HANK PASSED ON LUNCH AT THECOMFORTINN AND LEFT OUT Aside door, quickly driving two miles east into Concord. He arrivedat S. Lou Greene’s office just as the lawyer was bounding out the back door toward his red Jaguar.
“I was on my way to eat. Why don’t you come with me?” Greene said.
He’d never been seen in public with Greene and wasn’t about to start now. “I don’t think so, Lou. Order in? We need to talk.”
“I was looking forward to Chinese.”
“Domino’s delivers.”
They went back inside and upstairs to Greene’s office and took a seat.
“Take a look,” he said, unfolding the piece of paper and handing it over.
034156901 William Mesnan, May 23, Heart attack
456913276 Patrick Brown, May 21, Kidney failure
343016692 J. J. Jordon, June 6, Heart failure
295617833 Brandon Pabon, June 6, Drug overdose
178932515 Tim Featherston, June 7, Bee sting
236987521 Melvin Bennett, June 8, Anaphylactic shock
492016755 Paul Zimmerman, June 13, Hunting accident
516332578 Michael Ottman, June 9, Heart attack
“When I got my hands on Lee’s contract memo, I found this list. It was stored in a secured file that the main office maintains in the system. Blocked by a fancy firewall and password.”
“How in the world did you get past those?”
“Just a fluke. Lightning damaged the system. I don’t really know how it happened, all I know is it did.”
“Did it come like this?”
He shook his head. “Brent figured out they were Social Security numbers. He matched names to numbers, then noticed something funny and brought it to me. The two of us worked last night and filled in the gaps.”

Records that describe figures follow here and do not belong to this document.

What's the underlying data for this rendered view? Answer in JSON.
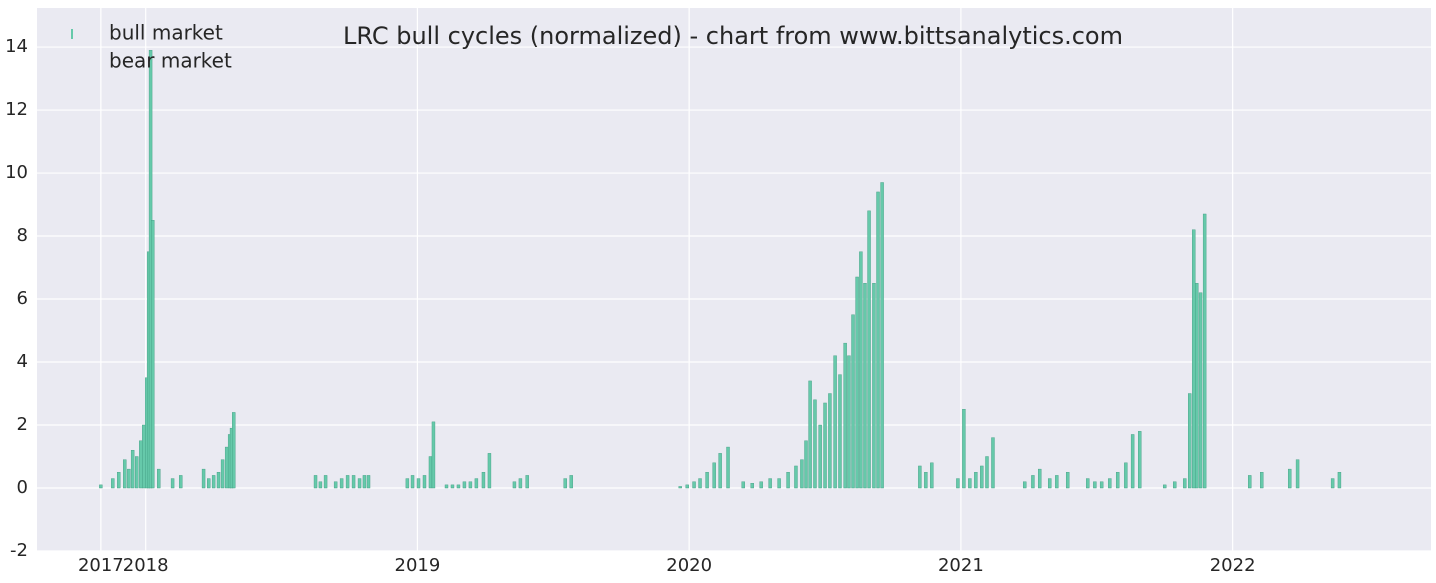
{
  "chart_data": {
    "type": "bar",
    "title": "LRC bull cycles (normalized)  - chart from www.bittsanalytics.com",
    "xlim": [
      2017.6,
      2022.73
    ],
    "xticks": [
      {
        "value": 2017.835,
        "label": "2017"
      },
      2018,
      2019,
      2020,
      2021,
      2022
    ],
    "ylim": [
      -2,
      15.24
    ],
    "yticks": [
      -2,
      0,
      2,
      4,
      6,
      8,
      10,
      12,
      14
    ],
    "grid": true,
    "legend": "upper left",
    "series": [
      {
        "name": "bull market",
        "color": "#66c9aa",
        "x": [
          2017.835,
          2017.879,
          2017.901,
          2017.923,
          2017.938,
          2017.952,
          2017.967,
          2017.982,
          2017.993,
          2018.004,
          2018.011,
          2018.018,
          2018.026,
          2018.048,
          2018.099,
          2018.129,
          2018.213,
          2018.232,
          2018.25,
          2018.268,
          2018.283,
          2018.298,
          2018.309,
          2018.316,
          2018.324,
          2018.625,
          2018.643,
          2018.662,
          2018.699,
          2018.721,
          2018.743,
          2018.765,
          2018.787,
          2018.805,
          2018.82,
          2018.963,
          2018.982,
          2019.004,
          2019.026,
          2019.048,
          2019.059,
          2019.107,
          2019.129,
          2019.151,
          2019.173,
          2019.195,
          2019.217,
          2019.243,
          2019.265,
          2019.357,
          2019.379,
          2019.404,
          2019.544,
          2019.566,
          2019.967,
          2019.993,
          2020.018,
          2020.04,
          2020.066,
          2020.092,
          2020.114,
          2020.143,
          2020.199,
          2020.232,
          2020.265,
          2020.298,
          2020.331,
          2020.364,
          2020.393,
          2020.415,
          2020.43,
          2020.445,
          2020.463,
          2020.482,
          2020.5,
          2020.518,
          2020.537,
          2020.555,
          2020.574,
          2020.588,
          2020.603,
          2020.618,
          2020.632,
          2020.647,
          2020.662,
          2020.68,
          2020.695,
          2020.71,
          2020.849,
          2020.871,
          2020.893,
          2020.989,
          2021.011,
          2021.033,
          2021.055,
          2021.077,
          2021.096,
          2021.118,
          2021.235,
          2021.265,
          2021.29,
          2021.327,
          2021.353,
          2021.393,
          2021.467,
          2021.493,
          2021.518,
          2021.548,
          2021.577,
          2021.607,
          2021.632,
          2021.658,
          2021.75,
          2021.787,
          2021.824,
          2021.842,
          2021.857,
          2021.868,
          2021.882,
          2021.897,
          2022.063,
          2022.107,
          2022.21,
          2022.239,
          2022.368,
          2022.393
        ],
        "values": [
          0.1,
          0.3,
          0.5,
          0.9,
          0.6,
          1.2,
          1.0,
          1.5,
          2.0,
          3.5,
          7.5,
          13.9,
          8.5,
          0.6,
          0.3,
          0.4,
          0.6,
          0.3,
          0.4,
          0.5,
          0.9,
          1.3,
          1.7,
          1.9,
          2.4,
          0.4,
          0.2,
          0.4,
          0.2,
          0.3,
          0.4,
          0.4,
          0.3,
          0.4,
          0.4,
          0.3,
          0.4,
          0.3,
          0.4,
          1.0,
          2.1,
          0.1,
          0.1,
          0.1,
          0.2,
          0.2,
          0.3,
          0.5,
          1.1,
          0.2,
          0.3,
          0.4,
          0.3,
          0.4,
          0.05,
          0.1,
          0.2,
          0.3,
          0.5,
          0.8,
          1.1,
          1.3,
          0.2,
          0.15,
          0.2,
          0.3,
          0.3,
          0.5,
          0.7,
          0.9,
          1.5,
          3.4,
          2.8,
          2.0,
          2.7,
          3.0,
          4.2,
          3.6,
          4.6,
          4.2,
          5.5,
          6.7,
          7.5,
          6.5,
          8.8,
          6.5,
          9.4,
          9.7,
          0.7,
          0.5,
          0.8,
          0.3,
          2.5,
          0.3,
          0.5,
          0.7,
          1.0,
          1.6,
          0.2,
          0.4,
          0.6,
          0.3,
          0.4,
          0.5,
          0.3,
          0.2,
          0.2,
          0.3,
          0.5,
          0.8,
          1.7,
          1.8,
          0.1,
          0.2,
          0.3,
          3.0,
          8.2,
          6.5,
          6.2,
          8.7,
          0.4,
          0.5,
          0.6,
          0.9,
          0.3,
          0.5
        ]
      },
      {
        "name": "bear market",
        "color": "#eaeaf2",
        "x": [],
        "values": []
      }
    ]
  }
}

Greene studied the list. “This guy here, Brandon Pabon, wasa client. He died a couple of weeks ago. Broke my heart. I had a damn good case.”
“That’s what Brent said too.”
“He worked at the bag plant and got hurt on the job. Southern Republic tried to settle quick, but this guy had been around. He came to me, went to all the right doctors, said all the right things. I had the case ready to milk for two-hundred-thousand-plus when he popped one too many Valiums. Heroin too, I think.”
He wanted to know, “Was the company fighting the claim hard?”
“The usual. But Pabon understood how to play the game. He did what I told him.” Greene shook his head. “I lost some good fees on that one.”
He told Greene what he and Brent thought about the list.
“Brent is right about comp claims,” Greene said. “It’s far cheaper on the company for a worker to die than be injured. Your man Walker had a good eye on this one.”
“I told you he was smart.”
“What’s he going to do about it?”
“Nothing. Until he hears from me. I told him I wanted to look into it further and run it by you. Can you offer any wisdom?”